What had really happened there?


All other CinSims were the image of the actor and the role. The Silver Zombie had many roles and a silver metal face and form to hide her true intentions behind.


Ric’s religious vision of the Virgin Mary made more sense and soothed the savage soul he’d had to resurrect to destroy El Demonio and his human and unhuman armies.


I’d never forget that swarm of avenging Amazons, hundreds of brutalized girls rising strong and whole, clothed not in the “sun and stars” of the Virgin Mary but in the piecemeal Joan of Arc armor of the shattered Silver Zombie as she drew on the might of machine to vanquish the demonic lord’s robotic male zombies and also used the hypnotic succubus powers of the Eternal Feminine to destroy brutal human men and the demon who commanded them.


In my mind’s eye, our insubstantial savior had been one hot mama with the sensual, paranormal power of a succubus gone CinemaScope. That’s what I’d seen Ric animate with the gaze of his silver iris, magically, without resorting to dowsing rod or blood, as he always did.

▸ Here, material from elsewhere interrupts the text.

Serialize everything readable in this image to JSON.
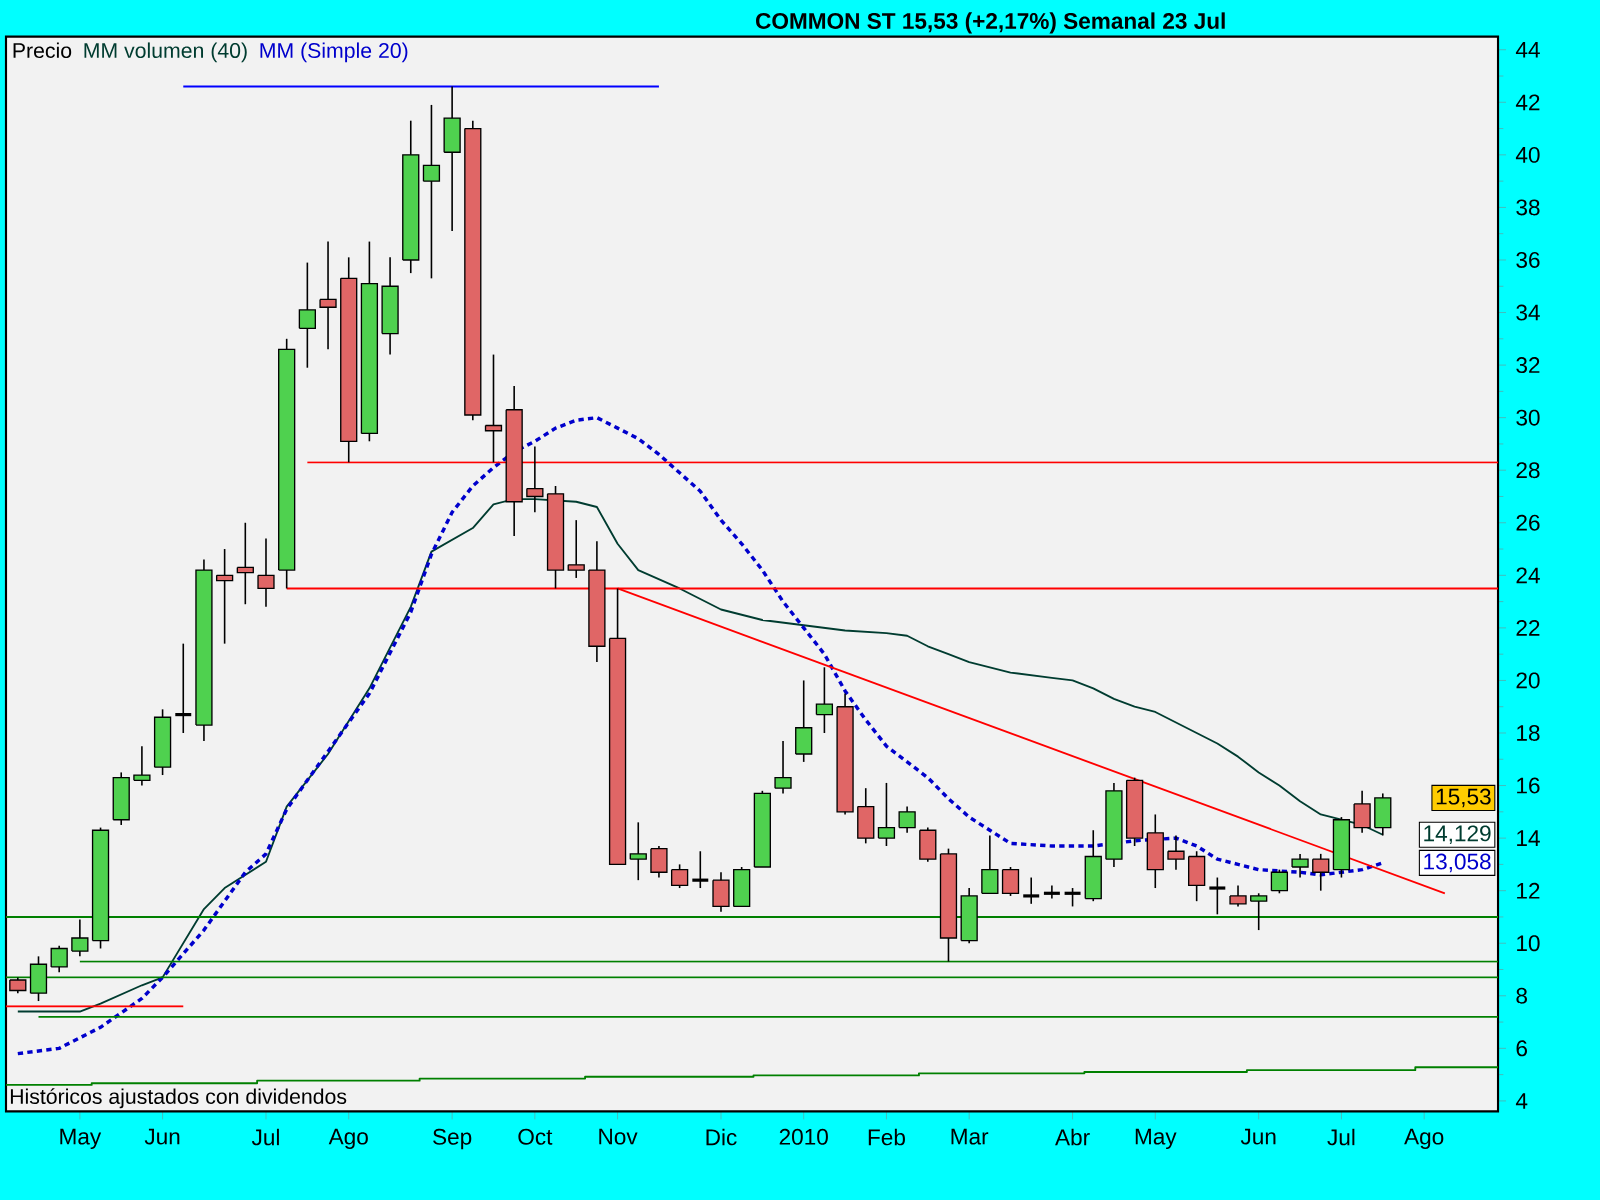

So the three faces of Maria in the film still lurked in the sky above and haunted and worried me. When she was good, she was very good. When she was bad, she was catastrophic. And when she was the link between the Good and the Bad, the anatomically correct sexy silver robot destroyed at the film’s end—and the tool of somebody else—she was badder than anything.


Those thoughts jerked me out of my speculations. I had my own secret moments of being badder than anything, especially if they involved Snow.

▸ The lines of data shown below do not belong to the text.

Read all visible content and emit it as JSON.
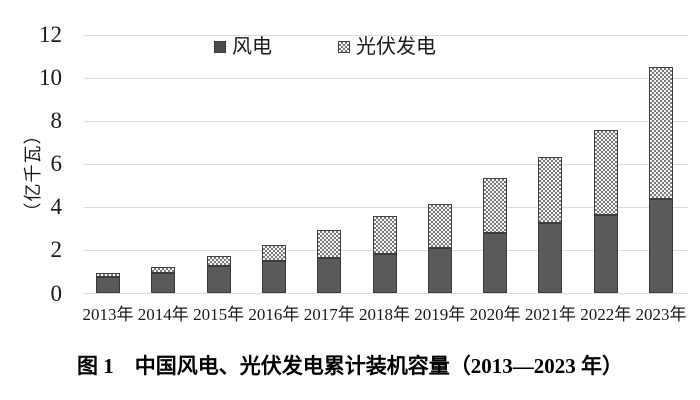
{
  "figure": {
    "caption": "图 1　中国风电、光伏发电累计装机容量（2013—2023 年）"
  },
  "chart_data": {
    "type": "bar",
    "stacked": true,
    "title": "",
    "categories": [
      "2013年",
      "2014年",
      "2015年",
      "2016年",
      "2017年",
      "2018年",
      "2019年",
      "2020年",
      "2021年",
      "2022年",
      "2023年"
    ],
    "series": [
      {
        "name": "风电",
        "values": [
          0.77,
          0.96,
          1.29,
          1.49,
          1.64,
          1.84,
          2.1,
          2.82,
          3.28,
          3.65,
          4.41
        ],
        "fill": "solid",
        "color": "#5a5a5a"
      },
      {
        "name": "光伏发电",
        "values": [
          0.19,
          0.28,
          0.43,
          0.77,
          1.3,
          1.74,
          2.04,
          2.53,
          3.06,
          3.93,
          6.09
        ],
        "fill": "checker-pattern",
        "color": "#f4f4f4",
        "pattern_color": "#7a7a7a"
      }
    ],
    "xlabel": "",
    "ylabel": "（亿千瓦）",
    "ylim": [
      0,
      12
    ],
    "yticks": [
      0,
      2,
      4,
      6,
      8,
      10,
      12
    ],
    "grid": true,
    "gridline_color": "#dcdcdc",
    "bar_border_color": "#3f3f3f",
    "legend_position": "top-center"
  }
}
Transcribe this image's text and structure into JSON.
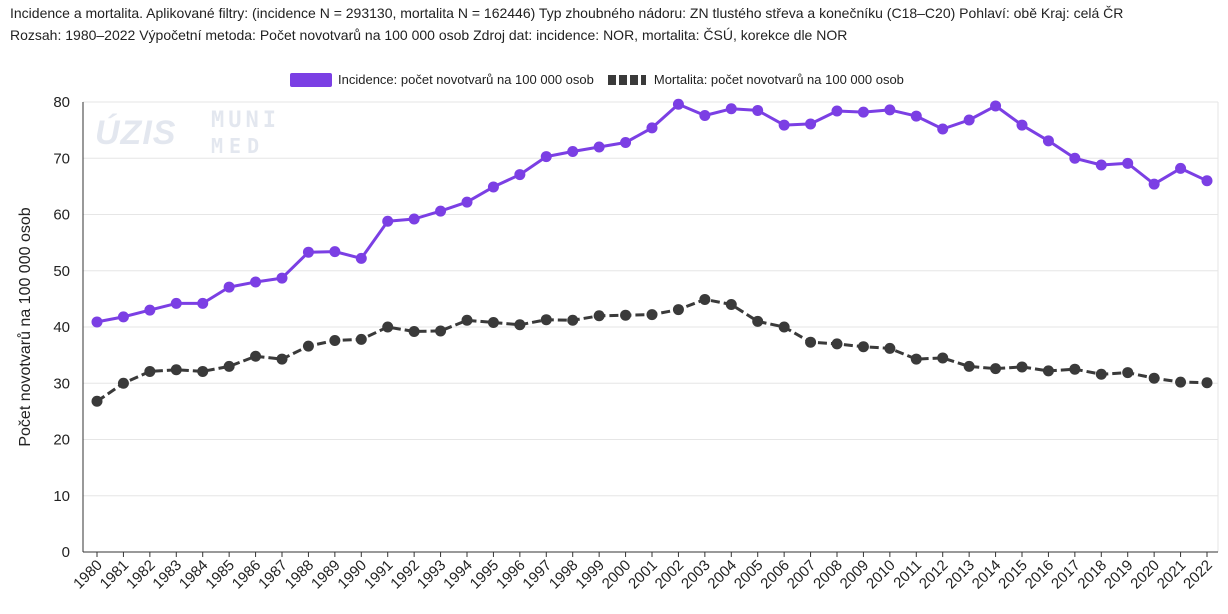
{
  "header": {
    "line1": "Incidence a mortalita. Aplikované filtry: (incidence N = 293130, mortalita N = 162446) Typ zhoubného nádoru: ZN tlustého střeva a konečníku (C18–C20) Pohlaví: obě Kraj: celá ČR",
    "line2": "Rozsah: 1980–2022 Výpočetní metoda: Počet novotvarů na 100 000 osob Zdroj dat: incidence: NOR, mortalita: ČSÚ, korekce dle NOR"
  },
  "watermark": {
    "uzis": "ÚZIS",
    "muni": "MUNI",
    "med": "MED"
  },
  "colors": {
    "incidence": "#7b3fe4",
    "mortality": "#3a3a3a",
    "grid": "#e6e6e6"
  },
  "chart_data": {
    "type": "line",
    "ylabel": "Počet novotvarů na 100 000 osob",
    "xlabel": "",
    "ylim": [
      0,
      80
    ],
    "yticks": [
      0,
      10,
      20,
      30,
      40,
      50,
      60,
      70,
      80
    ],
    "legend_position": "top-center",
    "grid": "horizontal",
    "categories": [
      "1980",
      "1981",
      "1982",
      "1983",
      "1984",
      "1985",
      "1986",
      "1987",
      "1988",
      "1989",
      "1990",
      "1991",
      "1992",
      "1993",
      "1994",
      "1995",
      "1996",
      "1997",
      "1998",
      "1999",
      "2000",
      "2001",
      "2002",
      "2003",
      "2004",
      "2005",
      "2006",
      "2007",
      "2008",
      "2009",
      "2010",
      "2011",
      "2012",
      "2013",
      "2014",
      "2015",
      "2016",
      "2017",
      "2018",
      "2019",
      "2020",
      "2021",
      "2022"
    ],
    "series": [
      {
        "name": "Incidence: počet novotvarů na 100 000 osob",
        "style": "solid",
        "values": [
          40.9,
          41.8,
          43.0,
          44.2,
          44.2,
          47.1,
          48.0,
          48.7,
          53.3,
          53.4,
          52.2,
          58.8,
          59.2,
          60.6,
          62.2,
          64.9,
          67.1,
          70.3,
          71.2,
          72.0,
          72.8,
          75.4,
          79.6,
          77.6,
          78.8,
          78.5,
          75.9,
          76.1,
          78.4,
          78.2,
          78.6,
          77.5,
          75.2,
          76.8,
          79.3,
          75.9,
          73.1,
          70.0,
          68.8,
          69.1,
          65.4,
          68.2,
          66.0
        ]
      },
      {
        "name": "Mortalita: počet novotvarů na 100 000 osob",
        "style": "dashed",
        "values": [
          26.8,
          30.0,
          32.1,
          32.4,
          32.1,
          33.0,
          34.8,
          34.3,
          36.6,
          37.6,
          37.8,
          40.0,
          39.2,
          39.3,
          41.2,
          40.8,
          40.4,
          41.3,
          41.2,
          42.0,
          42.1,
          42.2,
          43.1,
          44.9,
          44.0,
          41.0,
          40.0,
          37.3,
          37.0,
          36.5,
          36.2,
          34.3,
          34.5,
          33.0,
          32.6,
          32.9,
          32.2,
          32.5,
          31.6,
          31.9,
          30.9,
          30.2,
          30.1
        ]
      }
    ]
  }
}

During the duel in the sky, Ric had unconsciously drawn on both sides of Maria, saint and succubus. The Seven Deadly Sins’ featured appearance, however, could have only been sent by the resident power at the Inferno Hotel, Cocaine, who played the lead deadly sin of Pride in the rock group’s lineup and was my Silver Zombie.


Snow.


El Demonio Torbellino, or whatever remnants of him that might still be circling out there like a mist of evil struggling to take physical form, was not sitting down for a debriefing with me, but I could certainly put Snow to the question.


He always enjoyed destroying my illusions about my world, and myself. In this town, that meant that he was also the best thing that passed for truth.


Chapter Thirty-five


“GODFREY,” I SAID.


He stood at my Enchanted Cottage front door, as formal as usual in white tie and black morning coat, but held a most unusual silver salver in one hand. His pencil-thin mustache took a stern downward turn.

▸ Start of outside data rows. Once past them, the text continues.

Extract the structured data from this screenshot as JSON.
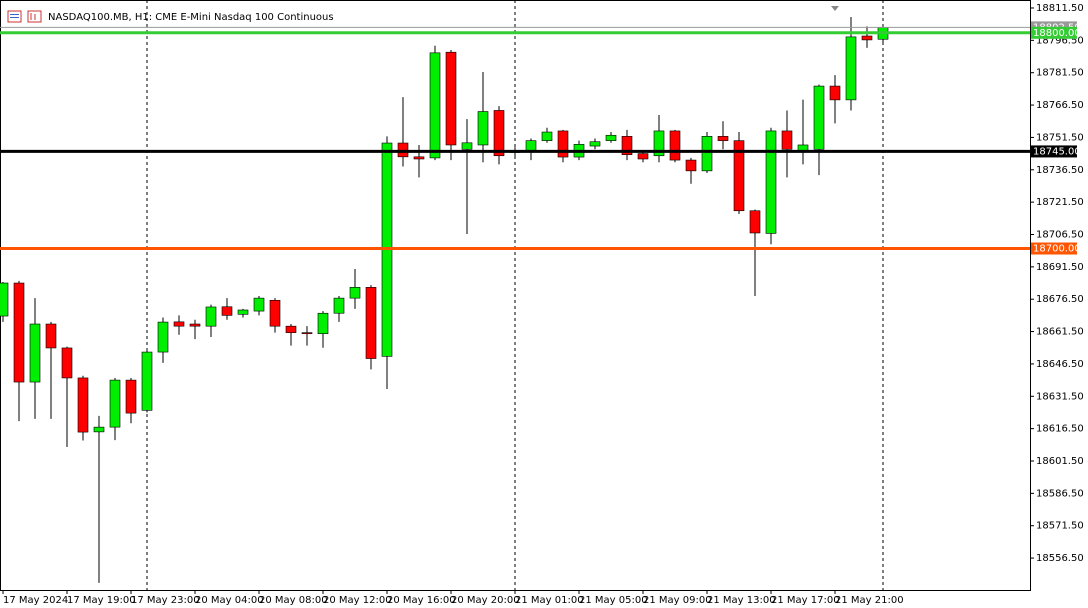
{
  "chart_data": {
    "type": "candlestick",
    "title": "NASDAQ100.MB, H1:  CME E-Mini Nasdaq 100 Continuous",
    "categories": [
      "17 May 2024",
      null,
      null,
      null,
      "17 May 19:00",
      null,
      null,
      null,
      "17 May 23:00",
      null,
      null,
      null,
      "20 May 04:00",
      null,
      null,
      null,
      "20 May 08:00",
      null,
      null,
      null,
      "20 May 12:00",
      null,
      null,
      null,
      "20 May 16:00",
      null,
      null,
      null,
      "20 May 20:00",
      null,
      null,
      null,
      "21 May 01:00",
      null,
      null,
      null,
      "21 May 05:00",
      null,
      null,
      null,
      "21 May 09:00",
      null,
      null,
      null,
      "21 May 13:00",
      null,
      null,
      null,
      "21 May 17:00",
      null,
      null,
      null,
      "21 May 21:00",
      null,
      null,
      null
    ],
    "open": [
      18668.7,
      18684.0,
      18638.1,
      18665.0,
      18653.9,
      18640.0,
      18615.0,
      18617.2,
      18639.0,
      18625.0,
      18652.0,
      18666.0,
      18665.0,
      18664.0,
      18673.0,
      18669.5,
      18671.0,
      18676.0,
      18664.0,
      18661.0,
      18660.5,
      18670.0,
      18677.0,
      18682.0,
      18650.0,
      18748.9,
      18742.5,
      18742.0,
      18791.0,
      18746.0,
      18748.0,
      18764.0,
      18745.5,
      18745.0,
      18750.0,
      18754.5,
      18742.4,
      18747.5,
      18750.0,
      18752.0,
      18744.0,
      18743.0,
      18754.5,
      18741.0,
      18736.0,
      18752.0,
      18750.0,
      18717.5,
      18707.0,
      18754.5,
      18745.0,
      18746.0,
      18775.3,
      18768.9,
      18798.5,
      18797.0
    ],
    "high": [
      18684.5,
      18685.0,
      18677.0,
      18666.0,
      18654.5,
      18641.0,
      18622.4,
      18640.0,
      18640.0,
      18653.0,
      18668.0,
      18669.0,
      18667.0,
      18674.0,
      18677.0,
      18672.0,
      18678.0,
      18677.0,
      18665.0,
      18664.0,
      18671.0,
      18678.0,
      18690.5,
      18683.0,
      18752.0,
      18770.2,
      18748.0,
      18794.0,
      18792.0,
      18760.0,
      18781.8,
      18766.0,
      18747.0,
      18751.0,
      18756.0,
      18755.0,
      18750.0,
      18751.0,
      18754.0,
      18755.0,
      18745.0,
      18761.9,
      18755.0,
      18742.0,
      18754.0,
      18759.0,
      18754.0,
      18718.0,
      18756.0,
      18764.0,
      18769.0,
      18776.0,
      18780.4,
      18807.3,
      18803.0,
      18803.0
    ],
    "low": [
      18666.0,
      18620.0,
      18621.0,
      18621.0,
      18608.0,
      18611.0,
      18545.0,
      18611.2,
      18619.0,
      18624.0,
      18647.0,
      18660.0,
      18658.0,
      18659.0,
      18667.0,
      18668.0,
      18669.0,
      18661.0,
      18655.0,
      18655.0,
      18654.0,
      18666.0,
      18672.0,
      18644.0,
      18634.9,
      18738.0,
      18733.0,
      18741.0,
      18741.0,
      18706.7,
      18740.0,
      18739.0,
      18742.0,
      18741.0,
      18749.0,
      18740.0,
      18741.0,
      18746.0,
      18749.0,
      18741.0,
      18740.0,
      18740.0,
      18740.0,
      18730.0,
      18735.0,
      18746.0,
      18716.0,
      18678.0,
      18702.0,
      18733.0,
      18739.0,
      18734.0,
      18758.0,
      18764.0,
      18793.0,
      18795.0
    ],
    "close": [
      18684.0,
      18638.1,
      18665.0,
      18653.9,
      18640.0,
      18614.9,
      18617.2,
      18639.0,
      18623.7,
      18652.0,
      18665.9,
      18664.0,
      18664.0,
      18672.9,
      18669.0,
      18671.5,
      18677.0,
      18664.0,
      18661.0,
      18660.5,
      18670.0,
      18677.0,
      18682.0,
      18649.0,
      18748.9,
      18742.5,
      18741.5,
      18790.7,
      18748.0,
      18749.0,
      18763.5,
      18743.0,
      18744.5,
      18750.0,
      18754.0,
      18742.4,
      18748.3,
      18749.5,
      18752.5,
      18743.5,
      18741.5,
      18754.5,
      18741.0,
      18736.0,
      18752.0,
      18750.0,
      18717.5,
      18707.2,
      18754.5,
      18746.0,
      18748.0,
      18775.3,
      18768.9,
      18798.1,
      18796.7,
      18802.5
    ],
    "up_color": "#00ee00",
    "down_color": "#ff0000",
    "ylim": [
      18541.7,
      18815.2
    ],
    "yticks": [
      {
        "value": 18811.5,
        "label": "18811.50"
      },
      {
        "value": 18796.5,
        "label": "18796.50"
      },
      {
        "value": 18781.5,
        "label": "18781.50"
      },
      {
        "value": 18766.5,
        "label": "18766.50"
      },
      {
        "value": 18751.5,
        "label": "18751.50"
      },
      {
        "value": 18736.5,
        "label": "18736.50"
      },
      {
        "value": 18721.5,
        "label": "18721.50"
      },
      {
        "value": 18706.5,
        "label": "18706.50"
      },
      {
        "value": 18691.5,
        "label": "18691.50"
      },
      {
        "value": 18676.5,
        "label": "18676.50"
      },
      {
        "value": 18661.5,
        "label": "18661.50"
      },
      {
        "value": 18646.5,
        "label": "18646.50"
      },
      {
        "value": 18631.5,
        "label": "18631.50"
      },
      {
        "value": 18616.5,
        "label": "18616.50"
      },
      {
        "value": 18601.5,
        "label": "18601.50"
      },
      {
        "value": 18586.5,
        "label": "18586.50"
      },
      {
        "value": 18571.5,
        "label": "18571.50"
      },
      {
        "value": 18556.5,
        "label": "18556.50"
      }
    ],
    "last_price": {
      "value": 18802.5,
      "label": "18802.50",
      "color": "#999999"
    },
    "hlines": [
      {
        "value": 18800,
        "label": "18800.00",
        "color": "#33cc33"
      },
      {
        "value": 18745,
        "label": "18745.00",
        "color": "#000000"
      },
      {
        "value": 18700,
        "label": "18700.00",
        "color": "#ff5500"
      }
    ]
  }
}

I wasn’t dressed for company, wearing my Betty Boop sleep shirt and a bedhead.


“Miss Delilah, a personal invitation for you was delivered to the main house. I saw early this morning that your Miss Dolly was parked aslant in the driveway and her normally shiny black coat was dulled with dust. I took the liberty of assigning an individual named Woodrow, who was idling about the area, to have her seen to.”


“Oh, you didn’t, Godfrey.”


“I just told you I did.”


“Woodrow is a yard troll. If it’s green and growing, or, uh, brown and dirty and in need of picking up, he will do that, the brown part very reluctantly. Dust in any form is not on his duty roster.”


“Apparently he found some unemployed pixies to handle the chore. Miss Dolly is her usual self again. I’m afraid I can’t say the same about you.”


I’d slept about sixteen hours and stumbled down to the kitchen for a hearty breakfast of sliders and McDonald’s fries from the kitchen witch. Apparently she was annoyed with me as well. Quick and I were about to make short work of the fast food when the doorbell had rung.